Eine Häuserzeile weiter, an der Mittleren Gasse 11, verkauft Inhaberin Bea Schaerer im Laden «Carac» Geschenkartikel und Spielsachen für Erwachsene und Kinder. An gleicher Stelle eröffneten vor drei Jahren drei Frauen den Laden «De gäl Giraff», Schaerer stiess vor knapp einem Jahr dazu und führt das Geschäft seit November alleine unter dem jetzigen Namen weiter.

Nun plant die Geschäftsführerin, in ihrem Laden auch ein kleines Café mit Aussenbestuhlung zu betreiben. «Mit dem Angebot will ich in der Mittleren Gasse einen zusätzlichen Farbtupfer setzen», sagt Schaerer. Welche Speisen sie anbieten wird, möchte sie sich noch offenbehalten. «Möglich sind Kaffee und Kuchen, aber auch ein Mittagsbuffet mit Suppe und Salat ist denkbar.»

Schaerer hofft, dass die kleineren Gassen in der Badener Altstadt durch ihr Café wieder belebter werden. «Bislang konzentriert sich vieles auf die Geschäfte in der Weiten Gasse», findet Schaerer. Mehr Laufkundschaft ermögliche, dass alle Läden in der Mittleren Gasse profitieren könnten. Bis Schaerer mit den Vorbereitungen für ihr Café beginnen kann, muss sie sich noch ein wenig gedulden: Das Umnutzungsgesuch liegt bis zum 23. Februar auf.

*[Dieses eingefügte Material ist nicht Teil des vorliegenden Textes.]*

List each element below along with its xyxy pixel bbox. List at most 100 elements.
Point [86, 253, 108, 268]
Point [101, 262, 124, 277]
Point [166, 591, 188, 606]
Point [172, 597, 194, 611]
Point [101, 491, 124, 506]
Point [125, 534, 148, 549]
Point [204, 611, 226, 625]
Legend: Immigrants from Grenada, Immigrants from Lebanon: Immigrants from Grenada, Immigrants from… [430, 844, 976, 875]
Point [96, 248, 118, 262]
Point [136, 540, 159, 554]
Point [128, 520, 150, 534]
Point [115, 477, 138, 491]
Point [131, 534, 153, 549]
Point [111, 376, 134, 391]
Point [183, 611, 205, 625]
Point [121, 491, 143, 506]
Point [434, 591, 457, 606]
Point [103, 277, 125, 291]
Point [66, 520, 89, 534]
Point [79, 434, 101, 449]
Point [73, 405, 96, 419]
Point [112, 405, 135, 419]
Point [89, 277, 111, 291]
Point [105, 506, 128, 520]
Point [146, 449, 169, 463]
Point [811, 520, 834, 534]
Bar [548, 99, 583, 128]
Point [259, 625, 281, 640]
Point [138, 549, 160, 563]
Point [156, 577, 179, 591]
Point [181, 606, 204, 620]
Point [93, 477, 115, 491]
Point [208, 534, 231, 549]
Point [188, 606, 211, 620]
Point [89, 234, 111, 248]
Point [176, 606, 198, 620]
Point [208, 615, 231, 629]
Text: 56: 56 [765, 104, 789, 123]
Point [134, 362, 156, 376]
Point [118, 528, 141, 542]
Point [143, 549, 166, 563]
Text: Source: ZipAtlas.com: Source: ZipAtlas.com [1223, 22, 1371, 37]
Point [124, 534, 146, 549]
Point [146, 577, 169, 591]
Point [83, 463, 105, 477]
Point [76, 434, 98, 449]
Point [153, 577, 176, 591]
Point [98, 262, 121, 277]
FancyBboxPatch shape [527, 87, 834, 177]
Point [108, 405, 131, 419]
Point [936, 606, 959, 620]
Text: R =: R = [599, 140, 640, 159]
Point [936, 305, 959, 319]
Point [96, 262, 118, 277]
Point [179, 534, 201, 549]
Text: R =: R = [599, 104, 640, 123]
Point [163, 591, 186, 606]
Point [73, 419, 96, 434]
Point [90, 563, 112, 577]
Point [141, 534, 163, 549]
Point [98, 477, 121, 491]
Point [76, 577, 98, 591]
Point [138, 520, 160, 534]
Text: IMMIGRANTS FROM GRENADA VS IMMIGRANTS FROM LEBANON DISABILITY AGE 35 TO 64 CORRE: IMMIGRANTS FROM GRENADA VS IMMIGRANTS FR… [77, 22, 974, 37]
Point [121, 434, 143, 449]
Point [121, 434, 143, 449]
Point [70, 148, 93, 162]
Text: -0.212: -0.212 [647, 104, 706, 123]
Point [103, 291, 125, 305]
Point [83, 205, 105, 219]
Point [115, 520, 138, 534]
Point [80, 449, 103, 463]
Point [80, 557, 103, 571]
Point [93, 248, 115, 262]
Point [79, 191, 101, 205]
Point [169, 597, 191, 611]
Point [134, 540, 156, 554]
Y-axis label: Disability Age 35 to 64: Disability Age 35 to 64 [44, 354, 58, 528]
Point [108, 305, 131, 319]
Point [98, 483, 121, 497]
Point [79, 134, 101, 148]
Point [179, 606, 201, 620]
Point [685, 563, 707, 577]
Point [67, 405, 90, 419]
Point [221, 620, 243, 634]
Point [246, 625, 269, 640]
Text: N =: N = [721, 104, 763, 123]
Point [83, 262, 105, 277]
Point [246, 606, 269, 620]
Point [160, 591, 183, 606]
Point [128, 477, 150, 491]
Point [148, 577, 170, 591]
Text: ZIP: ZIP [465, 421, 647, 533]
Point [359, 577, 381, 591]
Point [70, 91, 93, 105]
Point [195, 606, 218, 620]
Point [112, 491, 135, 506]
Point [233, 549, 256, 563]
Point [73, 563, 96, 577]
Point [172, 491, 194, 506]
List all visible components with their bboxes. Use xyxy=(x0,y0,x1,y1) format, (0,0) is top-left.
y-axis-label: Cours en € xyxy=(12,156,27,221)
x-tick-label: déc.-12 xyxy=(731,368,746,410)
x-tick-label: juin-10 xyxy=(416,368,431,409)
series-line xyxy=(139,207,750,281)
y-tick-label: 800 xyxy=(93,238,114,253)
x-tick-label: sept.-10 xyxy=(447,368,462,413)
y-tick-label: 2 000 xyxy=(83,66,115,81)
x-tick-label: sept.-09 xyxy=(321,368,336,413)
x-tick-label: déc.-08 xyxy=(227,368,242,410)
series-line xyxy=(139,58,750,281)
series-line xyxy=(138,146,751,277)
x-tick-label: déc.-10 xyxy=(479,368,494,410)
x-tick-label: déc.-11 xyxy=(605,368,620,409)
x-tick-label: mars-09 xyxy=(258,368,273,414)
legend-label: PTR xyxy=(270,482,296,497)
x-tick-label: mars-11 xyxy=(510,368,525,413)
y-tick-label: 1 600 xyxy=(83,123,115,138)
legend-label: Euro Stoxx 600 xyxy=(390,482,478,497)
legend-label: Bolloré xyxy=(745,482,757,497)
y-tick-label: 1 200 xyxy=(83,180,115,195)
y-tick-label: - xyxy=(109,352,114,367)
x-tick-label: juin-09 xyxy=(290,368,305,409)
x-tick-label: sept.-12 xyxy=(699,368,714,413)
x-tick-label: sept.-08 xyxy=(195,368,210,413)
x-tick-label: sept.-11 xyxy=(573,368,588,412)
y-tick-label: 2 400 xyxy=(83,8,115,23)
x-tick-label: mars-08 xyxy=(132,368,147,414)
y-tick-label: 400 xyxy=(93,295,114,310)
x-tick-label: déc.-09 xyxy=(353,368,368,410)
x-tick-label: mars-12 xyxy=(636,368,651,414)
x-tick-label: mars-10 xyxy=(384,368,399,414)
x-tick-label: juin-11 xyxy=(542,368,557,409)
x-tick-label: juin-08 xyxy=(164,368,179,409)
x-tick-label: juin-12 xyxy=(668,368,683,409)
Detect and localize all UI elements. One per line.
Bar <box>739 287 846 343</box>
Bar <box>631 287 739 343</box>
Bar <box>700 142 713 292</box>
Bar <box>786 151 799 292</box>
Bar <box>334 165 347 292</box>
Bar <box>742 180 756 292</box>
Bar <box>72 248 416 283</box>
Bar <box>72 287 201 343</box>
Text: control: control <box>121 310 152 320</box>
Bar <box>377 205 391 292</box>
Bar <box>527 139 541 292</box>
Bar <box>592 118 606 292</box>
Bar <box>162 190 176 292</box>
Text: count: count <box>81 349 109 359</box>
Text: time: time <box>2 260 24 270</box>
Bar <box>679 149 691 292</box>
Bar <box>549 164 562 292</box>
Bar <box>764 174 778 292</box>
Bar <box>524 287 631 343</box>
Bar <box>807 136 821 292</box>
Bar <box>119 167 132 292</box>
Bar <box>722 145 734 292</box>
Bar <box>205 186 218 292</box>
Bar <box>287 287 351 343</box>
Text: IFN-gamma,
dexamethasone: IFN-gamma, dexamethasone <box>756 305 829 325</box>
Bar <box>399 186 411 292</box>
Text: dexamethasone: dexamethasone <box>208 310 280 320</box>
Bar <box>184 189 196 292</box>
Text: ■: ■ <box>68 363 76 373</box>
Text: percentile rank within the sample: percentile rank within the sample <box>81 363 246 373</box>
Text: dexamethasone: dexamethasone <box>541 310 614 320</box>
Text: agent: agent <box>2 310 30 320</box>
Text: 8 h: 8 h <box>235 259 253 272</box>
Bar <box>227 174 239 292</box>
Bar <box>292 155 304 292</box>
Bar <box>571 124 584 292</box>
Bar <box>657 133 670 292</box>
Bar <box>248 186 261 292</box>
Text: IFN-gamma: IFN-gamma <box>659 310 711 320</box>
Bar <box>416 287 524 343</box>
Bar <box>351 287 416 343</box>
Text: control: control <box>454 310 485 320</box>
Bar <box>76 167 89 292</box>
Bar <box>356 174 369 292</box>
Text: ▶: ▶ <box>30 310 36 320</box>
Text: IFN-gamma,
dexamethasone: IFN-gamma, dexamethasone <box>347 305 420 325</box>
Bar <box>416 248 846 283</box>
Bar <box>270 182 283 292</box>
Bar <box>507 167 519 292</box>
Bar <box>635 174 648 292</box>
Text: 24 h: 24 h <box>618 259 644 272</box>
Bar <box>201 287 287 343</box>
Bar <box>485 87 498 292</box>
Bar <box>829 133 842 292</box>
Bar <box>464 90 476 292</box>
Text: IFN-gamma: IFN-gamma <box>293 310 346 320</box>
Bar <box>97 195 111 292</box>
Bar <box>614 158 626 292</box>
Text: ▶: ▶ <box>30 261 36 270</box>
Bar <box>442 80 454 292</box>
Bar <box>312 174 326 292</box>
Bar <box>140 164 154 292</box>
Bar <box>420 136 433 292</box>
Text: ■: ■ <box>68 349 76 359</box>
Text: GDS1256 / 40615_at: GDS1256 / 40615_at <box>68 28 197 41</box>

Frisches Essen für «Foodies»

Auch weiter unten in der Altstadt gibt es Pläne, der Badener Gastronomie eine neue kulinarische Note zu verleihen. Ein erster Schritt dazu könnte mit «Frish» gemacht werden, einem japanischen Restaurant, das Sushi und warme asiatische Küche anbietet. «Wir positionieren uns als kleines Spezialitätenrestaurant mit frischen und gesunden Speisen», sagt die Projektverantwortliche Ye Holzherr, die das Lokal mit zwei weiteren Personen führen wird. Das Restaurant solle sich an Berufstätige richten und «Foodies» – Personen mit einer Vorliebe für hochwertiges Essen – begeistern.

Die in Remetschwil aufgewachsene Unternehmerin blickt auf mehrere Jahre Erfahrung im Gastrogewerbe zurück. Sie ist überzeugt, mit Baden einen geeigneten Standort gewählt zu haben: «Hier läuft viel und die Stadt hat kulturell einiges zu bieten.»

Im denkmalgeschützten Haus an der Oberen Halde 18 haben die Verantwortlichen allerdings hohe Auflagen zu erfüllen. «An den Wänden und Decken darf nicht viel verändert werden, deshalb verzichten wir auf grössere Dekorationen», sagt Holzherr. Wird das Projekt Ende Monat bewilligt, sollen anschliessend die Umbauarbeiten beginnen. Die Eröffnung ist im Mai geplant.